Ingrowth of bone into pores in titanium chambers implanted in rabbits: effect of pore cross-sectional shape in the presence of dynamic shear.

The micromotion chamber consists of a titanium outer cylinder and a central core, which are pierced by a transverse 1-mm canal for tissue ingrowth. Six weeks after implantation in the proximal tibia in mature rabbits, the outer cylinder is osseointegrated; the central core can then be moved in relation to the fixed outer cylinder. Thus, the tissue growing through the pore, from the cylinder into the core, can be subjected to motion of a predetermined amplitude and frequency.
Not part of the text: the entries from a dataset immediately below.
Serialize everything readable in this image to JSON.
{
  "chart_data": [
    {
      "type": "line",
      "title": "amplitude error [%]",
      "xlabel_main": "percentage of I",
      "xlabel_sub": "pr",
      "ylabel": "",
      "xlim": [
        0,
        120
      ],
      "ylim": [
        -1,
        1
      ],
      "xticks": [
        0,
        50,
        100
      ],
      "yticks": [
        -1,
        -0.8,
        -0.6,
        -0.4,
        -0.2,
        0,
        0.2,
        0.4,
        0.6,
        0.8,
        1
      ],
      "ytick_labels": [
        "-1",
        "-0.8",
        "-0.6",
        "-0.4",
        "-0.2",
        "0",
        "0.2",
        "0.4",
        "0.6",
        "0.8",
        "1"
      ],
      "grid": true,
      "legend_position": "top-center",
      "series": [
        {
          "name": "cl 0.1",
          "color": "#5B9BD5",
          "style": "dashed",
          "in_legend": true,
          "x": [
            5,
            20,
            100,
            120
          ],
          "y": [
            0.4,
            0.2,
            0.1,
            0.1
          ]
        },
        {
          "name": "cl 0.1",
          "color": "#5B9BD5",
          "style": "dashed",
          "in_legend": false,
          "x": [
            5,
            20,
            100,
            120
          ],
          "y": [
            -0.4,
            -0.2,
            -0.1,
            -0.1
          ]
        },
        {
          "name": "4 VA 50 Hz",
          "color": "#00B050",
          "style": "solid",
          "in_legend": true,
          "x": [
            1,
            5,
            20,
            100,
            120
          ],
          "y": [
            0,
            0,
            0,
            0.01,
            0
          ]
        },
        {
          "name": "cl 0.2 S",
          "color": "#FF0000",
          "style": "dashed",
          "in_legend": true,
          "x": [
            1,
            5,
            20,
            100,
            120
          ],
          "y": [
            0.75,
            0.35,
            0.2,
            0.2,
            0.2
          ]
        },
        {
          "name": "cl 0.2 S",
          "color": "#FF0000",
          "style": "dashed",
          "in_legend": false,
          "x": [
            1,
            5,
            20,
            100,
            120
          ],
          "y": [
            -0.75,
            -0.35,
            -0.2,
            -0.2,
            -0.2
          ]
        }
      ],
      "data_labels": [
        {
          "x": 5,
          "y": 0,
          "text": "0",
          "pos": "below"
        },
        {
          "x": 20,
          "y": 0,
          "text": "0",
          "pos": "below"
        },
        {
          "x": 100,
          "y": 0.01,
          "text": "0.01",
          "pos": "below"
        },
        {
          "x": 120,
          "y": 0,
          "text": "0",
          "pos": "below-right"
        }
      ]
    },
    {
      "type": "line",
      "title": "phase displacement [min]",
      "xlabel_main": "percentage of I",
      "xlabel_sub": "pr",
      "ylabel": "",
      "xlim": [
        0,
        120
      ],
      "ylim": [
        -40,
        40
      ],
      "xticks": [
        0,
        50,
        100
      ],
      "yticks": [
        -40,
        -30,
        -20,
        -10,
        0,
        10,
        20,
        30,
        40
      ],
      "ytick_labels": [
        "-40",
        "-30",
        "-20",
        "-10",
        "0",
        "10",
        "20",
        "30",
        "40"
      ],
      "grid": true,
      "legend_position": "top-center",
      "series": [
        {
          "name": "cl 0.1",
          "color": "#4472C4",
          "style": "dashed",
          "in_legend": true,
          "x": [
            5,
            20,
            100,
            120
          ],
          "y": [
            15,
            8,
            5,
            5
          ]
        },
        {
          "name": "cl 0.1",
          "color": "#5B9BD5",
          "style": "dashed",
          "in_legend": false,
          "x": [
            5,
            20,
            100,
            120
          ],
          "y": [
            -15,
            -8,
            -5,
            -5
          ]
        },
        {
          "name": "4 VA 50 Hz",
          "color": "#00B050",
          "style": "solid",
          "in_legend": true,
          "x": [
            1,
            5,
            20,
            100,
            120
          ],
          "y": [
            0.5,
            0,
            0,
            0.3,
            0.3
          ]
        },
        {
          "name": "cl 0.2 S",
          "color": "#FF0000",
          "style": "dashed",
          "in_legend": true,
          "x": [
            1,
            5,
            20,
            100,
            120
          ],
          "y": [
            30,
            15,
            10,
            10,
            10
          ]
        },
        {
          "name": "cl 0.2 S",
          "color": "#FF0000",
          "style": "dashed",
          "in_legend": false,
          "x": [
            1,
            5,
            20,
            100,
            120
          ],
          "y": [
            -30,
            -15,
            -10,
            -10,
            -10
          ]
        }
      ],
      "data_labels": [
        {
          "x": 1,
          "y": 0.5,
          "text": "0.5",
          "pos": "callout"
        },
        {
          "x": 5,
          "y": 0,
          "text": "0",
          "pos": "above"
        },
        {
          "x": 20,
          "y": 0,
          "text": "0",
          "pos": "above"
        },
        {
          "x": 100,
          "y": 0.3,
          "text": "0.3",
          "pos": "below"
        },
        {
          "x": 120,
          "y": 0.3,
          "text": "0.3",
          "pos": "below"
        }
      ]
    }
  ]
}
In this study we investigate the influence of pore cross-sectional shape on tissue ingrowth in the canal. In six animals, the outer cylinder was pierced by a square 1-mm hole that was congruent with the square hole in the core; in five animals, the hole in the cylinder was round. The cross-sectional area of the square hole in the cylinder was about 21% greater than in a round hole. In all cases, the channel in the inner core was 1 x 1 x 5-mm quadrate. All chambers underwent 20 cycles/day of micromotion for a 3-week period. The amplitude of the micromotion was 0.5 mm. Chambers containing cylinders with a round hole demonstrated less bone ingrowth as compared to cylinders with a square hole. This observation may be due to several factors including the greater cross-sectional area of the square versus the round hole in the cylinder and the enhanced congruity provided by the square outer and inner holes, versus a round outer and square inner hole.